According to recent polling from Insider and SurveyMonkey, the typical American — the median respondent in the adjusted collected survey data — expects they'll be eligible to receive a COVID-19 vaccination within the next three months.

A further breakdown of responses are as follows:

  • About 50% of respondents in the adjusted data believe they will be vaccine eligible by the end of March 2021.
  • 26% of respondents believe they will be eligible between April and June 2021.
  • 3% of respondents believe it will take over two years before they will become eligible for the vaccine.

This analysis comes from a SurveyMonkey Audience poll taken on December 21. The poll also surveyed the 1,123 respondents about pandemic holiday plans and the congressional stimulus package. Insider excluded empty answers and dates before December 21, 2020 and after December 31, 2026, leaving 945 respondents in the adjusted set of data.

Read more: 5 public health experts told us what the US needs to do right now to get COVID-19 under control

But according to Dr. Anthony Fauci, the US's top infectious-disease expert, the general public will likely need to wait longer — at least until mid-2021 to receive the vaccine.

"By the time we get through December, January, February, March, April, we hopefully will have been able to get to the people who are listed as priority people," Fauci said. "I would say starting in April, May, June, July, as we get into the late spring and early summer, that people in the so-called general population, who do not have underlying conditions or other designations that would make them priority, could get them."

 

Each state creates its own guidelines and regulations for distributing the coronavirus vaccine, muddying the approximate time that each person will be eligible for vaccination. An advisory group with the Centers for Disease Control and Prevention recommended that the next round of vaccinations should go to frontline workers and people 75 and older, but not every state is following the CDC's suggestions.

In New York, the group getting the first allocation of vaccines includes high-risk hospital workers, nursing home staff and residents, and other healthcare professionals.
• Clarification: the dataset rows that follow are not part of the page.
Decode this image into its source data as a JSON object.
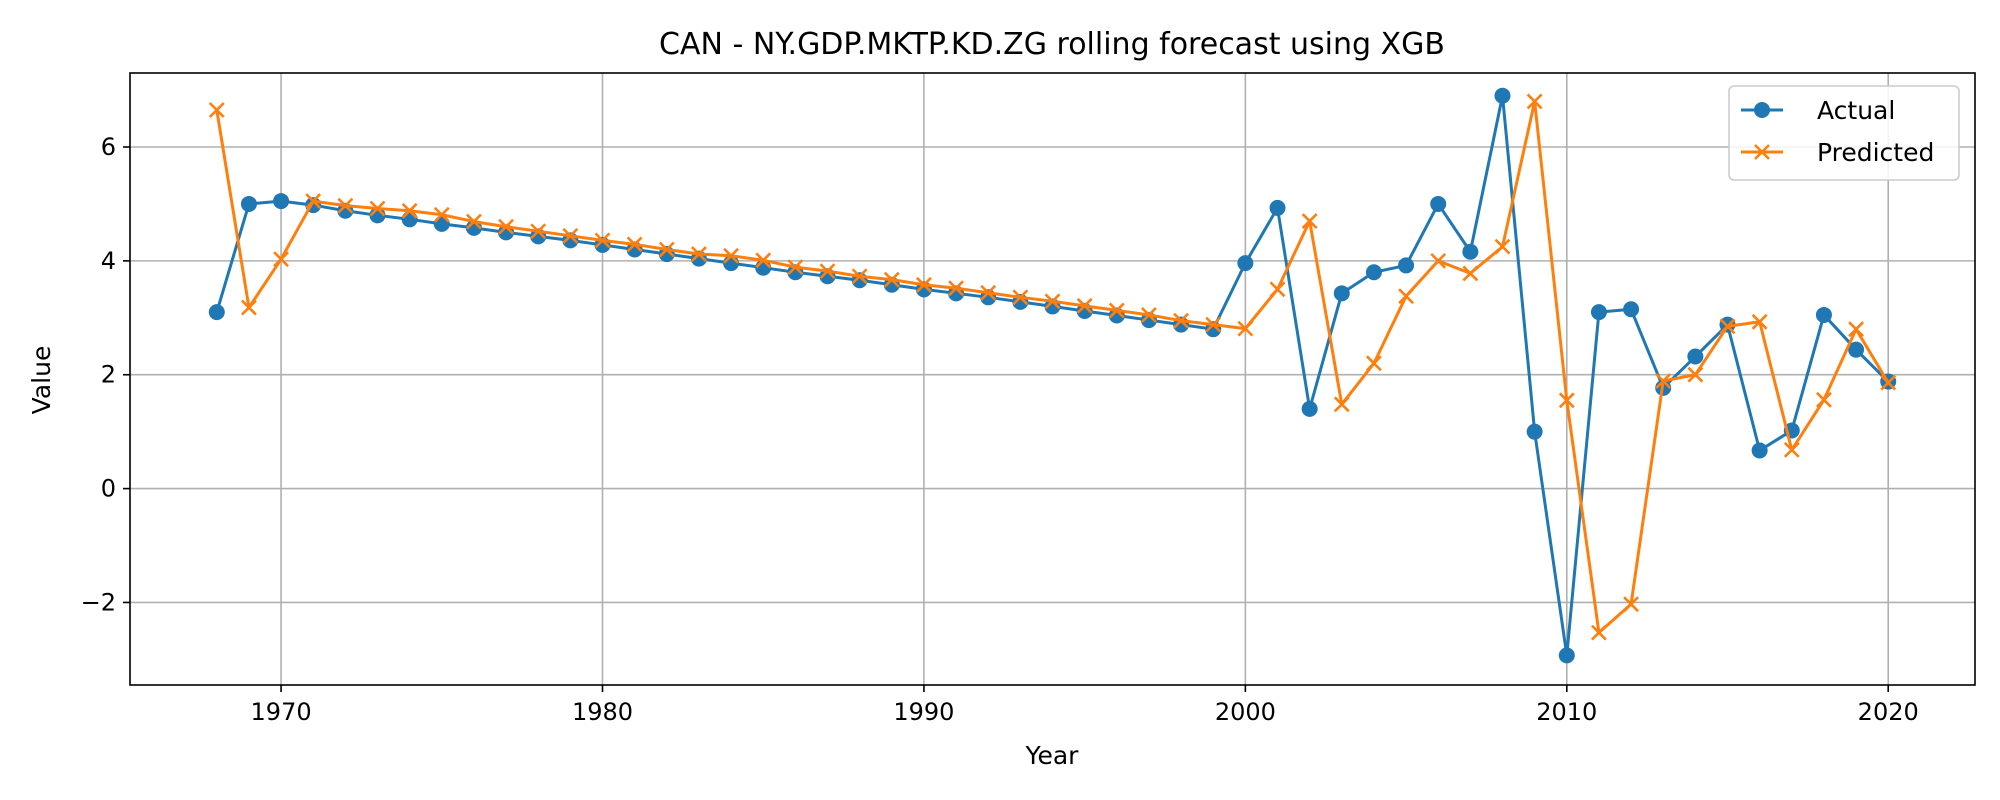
{
  "chart_data": {
    "type": "line",
    "title": "CAN - NY.GDP.MKTP.KD.ZG rolling forecast using XGB",
    "xlabel": "Year",
    "ylabel": "Value",
    "xlim": [
      1965.3,
      2022.7
    ],
    "ylim": [
      -3.45,
      7.3
    ],
    "xticks": [
      1970,
      1980,
      1990,
      2000,
      2010,
      2020
    ],
    "yticks": [
      -2,
      0,
      2,
      4,
      6
    ],
    "ytick_labels": [
      "−2",
      "0",
      "2",
      "4",
      "6"
    ],
    "grid": true,
    "legend_position": "upper-right",
    "x": [
      1968,
      1969,
      1970,
      1971,
      1972,
      1973,
      1974,
      1975,
      1976,
      1977,
      1978,
      1979,
      1980,
      1981,
      1982,
      1983,
      1984,
      1985,
      1986,
      1987,
      1988,
      1989,
      1990,
      1991,
      1992,
      1993,
      1994,
      1995,
      1996,
      1997,
      1998,
      1999,
      2000,
      2001,
      2002,
      2003,
      2004,
      2005,
      2006,
      2007,
      2008,
      2009,
      2010,
      2011,
      2012,
      2013,
      2014,
      2015,
      2016,
      2017,
      2018,
      2019,
      2020
    ],
    "series": [
      {
        "name": "Actual",
        "color": "#1f77b4",
        "marker": "circle",
        "values": [
          3.1,
          5.0,
          5.05,
          4.98,
          4.88,
          4.8,
          4.73,
          4.65,
          4.58,
          4.5,
          4.43,
          4.36,
          4.28,
          4.2,
          4.12,
          4.04,
          3.96,
          3.88,
          3.8,
          3.73,
          3.66,
          3.58,
          3.5,
          3.43,
          3.36,
          3.28,
          3.2,
          3.12,
          3.04,
          2.96,
          2.88,
          2.8,
          3.96,
          4.93,
          1.4,
          3.43,
          3.8,
          3.92,
          5.0,
          4.16,
          6.9,
          1.0,
          -2.93,
          3.1,
          3.15,
          1.77,
          2.32,
          2.88,
          0.67,
          1.02,
          3.05,
          2.44,
          1.88
        ]
      },
      {
        "name": "Predicted",
        "color": "#ff7f0e",
        "marker": "x",
        "values": [
          6.65,
          3.18,
          4.03,
          5.05,
          4.97,
          4.92,
          4.88,
          4.81,
          4.69,
          4.6,
          4.52,
          4.44,
          4.36,
          4.29,
          4.2,
          4.12,
          4.09,
          4.01,
          3.89,
          3.82,
          3.73,
          3.67,
          3.58,
          3.52,
          3.44,
          3.36,
          3.29,
          3.21,
          3.13,
          3.05,
          2.95,
          2.88,
          2.81,
          3.5,
          4.7,
          1.48,
          2.2,
          3.38,
          4.0,
          3.78,
          4.25,
          6.8,
          1.55,
          -2.53,
          -2.03,
          1.89,
          2.0,
          2.85,
          2.93,
          0.68,
          1.56,
          2.8,
          1.86
        ]
      }
    ]
  }
}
In Texas and Florida, people 65 and older have begun to get vaccinated — a clear break from the CDC recommendations.

The White House testing czar, HHS Assistant Secretary Admiral Brett Giroir, said on Sunday that all Americans will have access to the vaccine by June. He noted that if additional vaccines are approved by the FDA, that date could arrive even sooner. Still, Giroir warned Americans from becoming too complacent in the meantime.
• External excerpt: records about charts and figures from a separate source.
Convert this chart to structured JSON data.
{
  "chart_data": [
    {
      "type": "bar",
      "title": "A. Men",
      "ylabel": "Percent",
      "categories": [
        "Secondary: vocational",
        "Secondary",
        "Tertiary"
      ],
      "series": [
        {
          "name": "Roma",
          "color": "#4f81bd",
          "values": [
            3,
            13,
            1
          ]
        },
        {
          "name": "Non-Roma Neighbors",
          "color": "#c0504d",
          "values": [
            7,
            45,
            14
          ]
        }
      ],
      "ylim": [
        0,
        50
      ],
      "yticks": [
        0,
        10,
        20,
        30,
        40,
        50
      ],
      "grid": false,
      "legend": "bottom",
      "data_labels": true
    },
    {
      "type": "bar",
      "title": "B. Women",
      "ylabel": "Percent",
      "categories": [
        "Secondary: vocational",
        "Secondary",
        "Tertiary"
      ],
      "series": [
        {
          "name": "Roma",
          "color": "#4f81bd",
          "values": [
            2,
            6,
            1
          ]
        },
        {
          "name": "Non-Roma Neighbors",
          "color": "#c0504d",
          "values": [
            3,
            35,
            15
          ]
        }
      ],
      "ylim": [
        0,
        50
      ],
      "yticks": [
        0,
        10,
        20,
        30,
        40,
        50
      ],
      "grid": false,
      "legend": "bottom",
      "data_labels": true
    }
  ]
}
"With good mitigation steps, with increasing vaccinations — particularly among those who are vulnerable — we should see clearly a light at the end of the tunnel," Giroir said. "But we've gotta keep disciplined, gotta keep vigilant, right now as we vaccinate."
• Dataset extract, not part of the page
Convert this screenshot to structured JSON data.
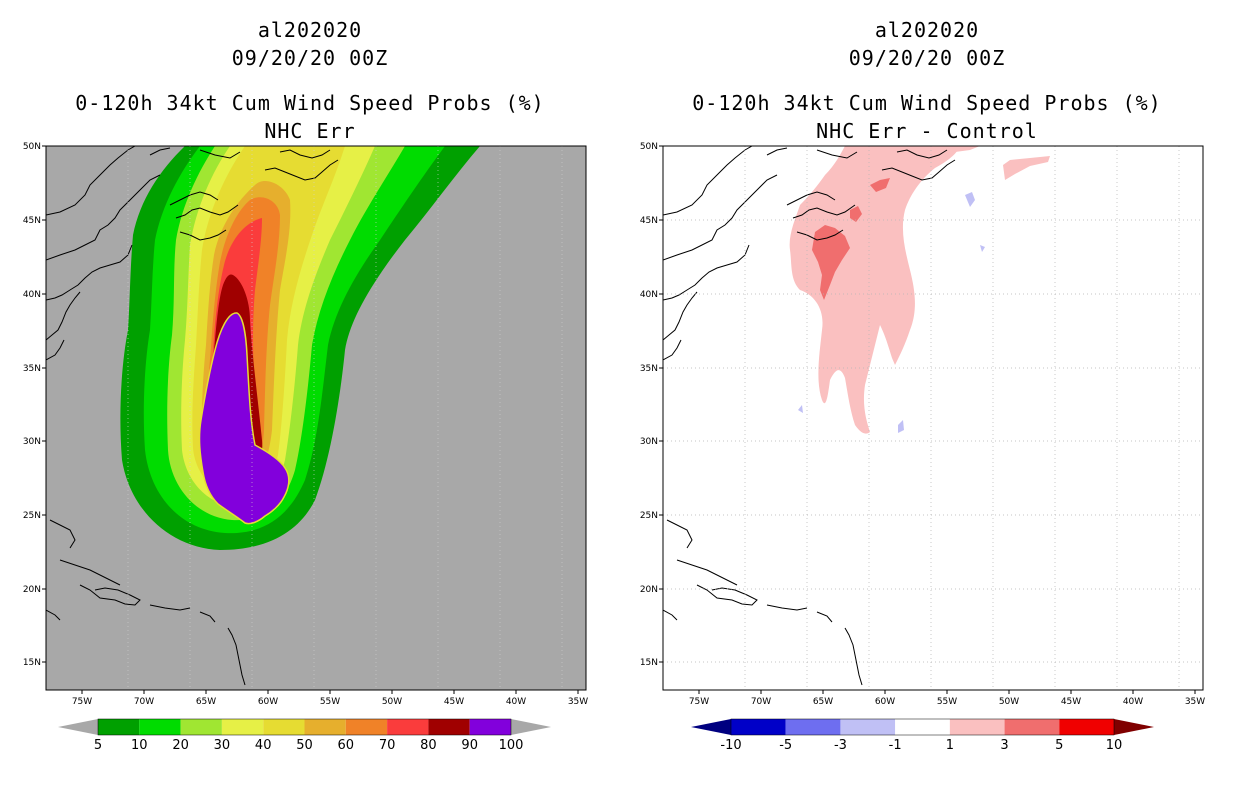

SurveyMonkey Audience polls from a national sample balanced by census data of age and gender. Respondents are incentivized to complete surveys through charitable contributions. Generally speaking, digital polling tends to skew toward people with access to the internet. SurveyMonkey Audience doesn't try to weight its sample based on race or income. Polling data collected 1,123 respondents on December 21. All polls carried approximately a 3 percentage point margin of error individually.